Sounds like a lot, doesn’t it? It isn’t. I’m just glad I went in last week to get started because I’m still not done. On Monday, all one thousand or so of us teachers congregated in the auditorium at the high school and listened to the superintendent talk for two hours. Well, I assume someone listened to him. I didn’t. I tried to listen but he couldn’t figure out how to talk into the microphone he clipped on. He walked around, gesticulated a lot, and from his tone, I think he was excited. But I couldn’t make out much of what he said. Everyone who spoke into the microphone at the podium were crystal clear. Unfortunately, that portion of the program was only about 20 minutes.
After catching a ride with my principal back to my school ( I hitched a ride there with my friend and neighbor Amber) I ate my lunch and had a whole 30 minutes to continue to unpack and situate my room, before–aw, you guessed. A staff meeting.Two and a half hours of presentation and information overload. After 90 minutes, it was all just bouncing off. Fortunately they gave us all a digital copy of the presentation with links to the important documents. The hard wooden furniture in B128 used to be in the library. I recognized it right away. It did quite a number on my back after two and a half hours. The library, on the other hand, has some nice, comfortable chairs. Probably not enough to seat the entire staff, though. At the end of the meeting, I got to see one of my old students who is now an assistant principal. That doesnt’ seem quite possible, but there you go.
By the end of the meeting, I had about an hour to work in my classroom. I was beat.
On the second day, we began with–aw, come on, you’re too good at this game–a meeting.

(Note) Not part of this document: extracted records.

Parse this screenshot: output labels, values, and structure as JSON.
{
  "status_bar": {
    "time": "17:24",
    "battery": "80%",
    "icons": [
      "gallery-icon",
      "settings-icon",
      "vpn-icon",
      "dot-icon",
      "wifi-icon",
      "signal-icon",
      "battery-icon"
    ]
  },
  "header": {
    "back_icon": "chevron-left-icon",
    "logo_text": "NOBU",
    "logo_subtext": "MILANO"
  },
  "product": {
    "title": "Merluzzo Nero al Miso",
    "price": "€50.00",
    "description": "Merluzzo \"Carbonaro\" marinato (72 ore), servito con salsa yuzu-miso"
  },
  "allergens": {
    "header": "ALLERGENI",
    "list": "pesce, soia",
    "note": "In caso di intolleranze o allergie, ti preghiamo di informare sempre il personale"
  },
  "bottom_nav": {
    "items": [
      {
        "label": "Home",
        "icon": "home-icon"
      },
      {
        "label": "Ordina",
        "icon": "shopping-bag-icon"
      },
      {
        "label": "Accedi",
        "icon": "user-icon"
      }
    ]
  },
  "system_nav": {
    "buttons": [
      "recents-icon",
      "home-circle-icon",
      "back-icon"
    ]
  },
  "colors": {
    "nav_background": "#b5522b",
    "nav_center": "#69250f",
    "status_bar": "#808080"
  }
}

A training, really, in how to use our new textbooks. The school system hasn’t adopted a math text in, let me count here, 16 years. But now we are using RevealMath, which includes both consumables and digital content. They are allegedly aligned with Indiana standards, but my very first search proved that wrong. Prime factorization is kind of my thing. My entire Solution Squad book starts out with prime numbers, then moves on to prime factorization, then solving proportions with simplifying ratios, which is done with prime factorization. It’s incredibly useful. Well, in Indiana, it’s a 7th grade standard, but it was nowhere to be found in the textbook that we are being given. It’s part of the 6th grade course. And we were told that we were only allowed access to the coursework that we actually teach, so the 6th grade book is not available to me, as I teach 7th and 8th grade. Now, you might think that something like that would upset me, but it does not. That just means I get to use my Solution Squad materials! It’s actually cause for celebration. What did make me a little angry, though, is that the filter I applied for my search was by Indiana standard, and lo and behold, it’s the old standards, not the 2023 ones. For a big company like McGraw-Hill, that’s just lame. At least I got some time in my rom after lunch.

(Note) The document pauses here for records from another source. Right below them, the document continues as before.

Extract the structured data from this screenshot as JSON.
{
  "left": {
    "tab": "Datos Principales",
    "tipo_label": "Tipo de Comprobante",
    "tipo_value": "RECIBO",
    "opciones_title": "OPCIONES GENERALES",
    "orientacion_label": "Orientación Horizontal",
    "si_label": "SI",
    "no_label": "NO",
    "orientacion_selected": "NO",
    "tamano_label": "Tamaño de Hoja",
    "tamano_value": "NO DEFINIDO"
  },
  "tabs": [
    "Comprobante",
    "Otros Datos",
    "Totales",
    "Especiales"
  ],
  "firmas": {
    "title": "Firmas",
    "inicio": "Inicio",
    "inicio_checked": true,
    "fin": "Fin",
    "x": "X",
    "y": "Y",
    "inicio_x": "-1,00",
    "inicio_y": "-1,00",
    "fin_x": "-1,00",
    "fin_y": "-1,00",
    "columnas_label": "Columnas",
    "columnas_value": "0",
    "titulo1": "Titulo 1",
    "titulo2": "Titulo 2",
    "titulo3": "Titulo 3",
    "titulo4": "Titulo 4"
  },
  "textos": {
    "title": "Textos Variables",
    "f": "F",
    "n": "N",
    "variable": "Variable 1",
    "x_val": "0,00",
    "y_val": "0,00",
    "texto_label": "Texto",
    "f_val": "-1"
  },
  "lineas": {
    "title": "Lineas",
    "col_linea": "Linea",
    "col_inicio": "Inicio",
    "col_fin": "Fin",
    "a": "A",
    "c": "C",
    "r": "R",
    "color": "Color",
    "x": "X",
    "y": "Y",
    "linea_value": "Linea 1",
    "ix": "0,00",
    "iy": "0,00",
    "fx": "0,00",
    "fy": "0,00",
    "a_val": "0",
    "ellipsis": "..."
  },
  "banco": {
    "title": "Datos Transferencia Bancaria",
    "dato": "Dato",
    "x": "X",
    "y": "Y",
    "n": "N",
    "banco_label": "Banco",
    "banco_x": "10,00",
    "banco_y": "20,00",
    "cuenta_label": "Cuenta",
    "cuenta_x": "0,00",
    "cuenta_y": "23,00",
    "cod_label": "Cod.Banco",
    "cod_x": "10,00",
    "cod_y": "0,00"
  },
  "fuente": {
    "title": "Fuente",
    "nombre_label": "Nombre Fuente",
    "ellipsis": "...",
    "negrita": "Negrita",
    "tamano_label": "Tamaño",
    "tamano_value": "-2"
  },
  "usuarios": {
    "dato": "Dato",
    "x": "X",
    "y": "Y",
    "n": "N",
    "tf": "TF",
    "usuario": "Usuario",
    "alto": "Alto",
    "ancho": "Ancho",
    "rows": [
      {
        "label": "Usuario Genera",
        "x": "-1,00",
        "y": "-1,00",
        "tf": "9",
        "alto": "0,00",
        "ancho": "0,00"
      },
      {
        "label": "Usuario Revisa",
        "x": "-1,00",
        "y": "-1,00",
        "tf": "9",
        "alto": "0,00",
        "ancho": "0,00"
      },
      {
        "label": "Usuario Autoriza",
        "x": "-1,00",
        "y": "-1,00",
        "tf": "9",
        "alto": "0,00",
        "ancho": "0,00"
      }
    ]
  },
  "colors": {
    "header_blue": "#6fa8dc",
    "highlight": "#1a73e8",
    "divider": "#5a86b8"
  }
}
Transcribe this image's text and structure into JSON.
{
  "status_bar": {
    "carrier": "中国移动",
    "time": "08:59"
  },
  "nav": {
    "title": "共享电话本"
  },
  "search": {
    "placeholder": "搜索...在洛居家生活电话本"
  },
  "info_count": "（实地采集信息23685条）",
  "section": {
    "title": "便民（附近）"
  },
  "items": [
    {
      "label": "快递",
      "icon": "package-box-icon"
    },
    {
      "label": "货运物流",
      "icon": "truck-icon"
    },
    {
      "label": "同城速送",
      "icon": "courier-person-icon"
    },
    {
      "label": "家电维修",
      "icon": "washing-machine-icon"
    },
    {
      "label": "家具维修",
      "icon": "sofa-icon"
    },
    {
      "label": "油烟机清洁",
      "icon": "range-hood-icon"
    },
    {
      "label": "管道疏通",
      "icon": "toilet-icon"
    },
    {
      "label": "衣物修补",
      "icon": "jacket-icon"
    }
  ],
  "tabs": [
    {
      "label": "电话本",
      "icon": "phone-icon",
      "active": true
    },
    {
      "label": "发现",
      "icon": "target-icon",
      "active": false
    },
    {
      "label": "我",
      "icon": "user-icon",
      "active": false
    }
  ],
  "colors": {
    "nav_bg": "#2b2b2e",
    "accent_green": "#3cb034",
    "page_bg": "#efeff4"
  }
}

The third day began with–no, you really don’t have to guess–a meeting. We had a math department meeting to talk about scope and sequence, distribution of the new books (which hadn’t even arrived yet), and who was teaching what courses. It was necessary to have, but holy moley, so many meetings. I would love to say that I spent the rest of the day preparing, but the books came in around lunchtime, and after I devoured my steak burriito and Mexican Coke from Ricky’s Taqueria (the best little hole in the wall in all of Elkhart), I hauled 200 books in two loads on my cart up from the library. I got all four bulletin boards done, but there’s a pile of totes in my room that have nowhere to go.

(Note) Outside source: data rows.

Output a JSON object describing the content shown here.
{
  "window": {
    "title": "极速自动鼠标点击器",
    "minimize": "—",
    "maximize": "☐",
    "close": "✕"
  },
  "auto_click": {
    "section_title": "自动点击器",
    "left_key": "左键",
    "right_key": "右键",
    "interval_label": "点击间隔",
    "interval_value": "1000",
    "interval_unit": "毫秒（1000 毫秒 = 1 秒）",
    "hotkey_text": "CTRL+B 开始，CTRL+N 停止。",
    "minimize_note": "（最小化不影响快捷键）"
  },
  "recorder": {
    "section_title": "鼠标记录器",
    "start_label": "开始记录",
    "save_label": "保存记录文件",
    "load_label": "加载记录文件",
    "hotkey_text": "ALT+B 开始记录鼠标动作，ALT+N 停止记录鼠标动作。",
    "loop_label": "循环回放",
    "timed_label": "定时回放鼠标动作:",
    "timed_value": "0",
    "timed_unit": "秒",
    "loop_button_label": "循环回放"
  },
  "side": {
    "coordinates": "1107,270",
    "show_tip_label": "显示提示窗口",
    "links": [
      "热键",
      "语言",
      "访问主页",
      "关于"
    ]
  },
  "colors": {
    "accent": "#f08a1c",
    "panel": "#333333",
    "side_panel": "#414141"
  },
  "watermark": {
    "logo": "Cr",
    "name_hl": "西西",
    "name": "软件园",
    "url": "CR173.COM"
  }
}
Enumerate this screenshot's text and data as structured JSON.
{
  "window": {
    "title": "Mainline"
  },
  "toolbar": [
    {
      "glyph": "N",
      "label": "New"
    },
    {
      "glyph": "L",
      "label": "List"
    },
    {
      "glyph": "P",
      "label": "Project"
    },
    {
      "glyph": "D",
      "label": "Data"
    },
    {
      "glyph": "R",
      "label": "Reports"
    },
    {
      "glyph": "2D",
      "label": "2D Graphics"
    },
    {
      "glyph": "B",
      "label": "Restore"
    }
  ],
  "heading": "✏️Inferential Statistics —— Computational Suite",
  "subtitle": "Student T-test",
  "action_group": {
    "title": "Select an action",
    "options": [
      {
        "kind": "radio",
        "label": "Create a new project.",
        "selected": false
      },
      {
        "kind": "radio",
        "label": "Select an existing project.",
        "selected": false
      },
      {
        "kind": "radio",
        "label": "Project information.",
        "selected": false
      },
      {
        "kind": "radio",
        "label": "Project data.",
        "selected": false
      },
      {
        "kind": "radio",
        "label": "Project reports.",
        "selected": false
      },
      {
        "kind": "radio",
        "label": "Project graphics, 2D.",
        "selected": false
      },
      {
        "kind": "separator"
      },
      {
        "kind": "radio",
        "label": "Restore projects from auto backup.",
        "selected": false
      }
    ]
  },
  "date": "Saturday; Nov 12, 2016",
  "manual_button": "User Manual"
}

I probably should mention that there is not one cubic inch of storage available in my classroom. The teacher who had my room last year passed away from cancer, toward the end of the year, and all of her stuff is still in the cabinets. They’re still trying to figure out what to do with all of it. In the meantime, I’ll just stack my totes in a corner.
I would normally have been done with everything by now, but with all the heavy physical stuff, my back was warning me to slow down and take breaks. Getting older sometimes isn’t that much fun.
The kids are coming today, and I can’t wait to meet them!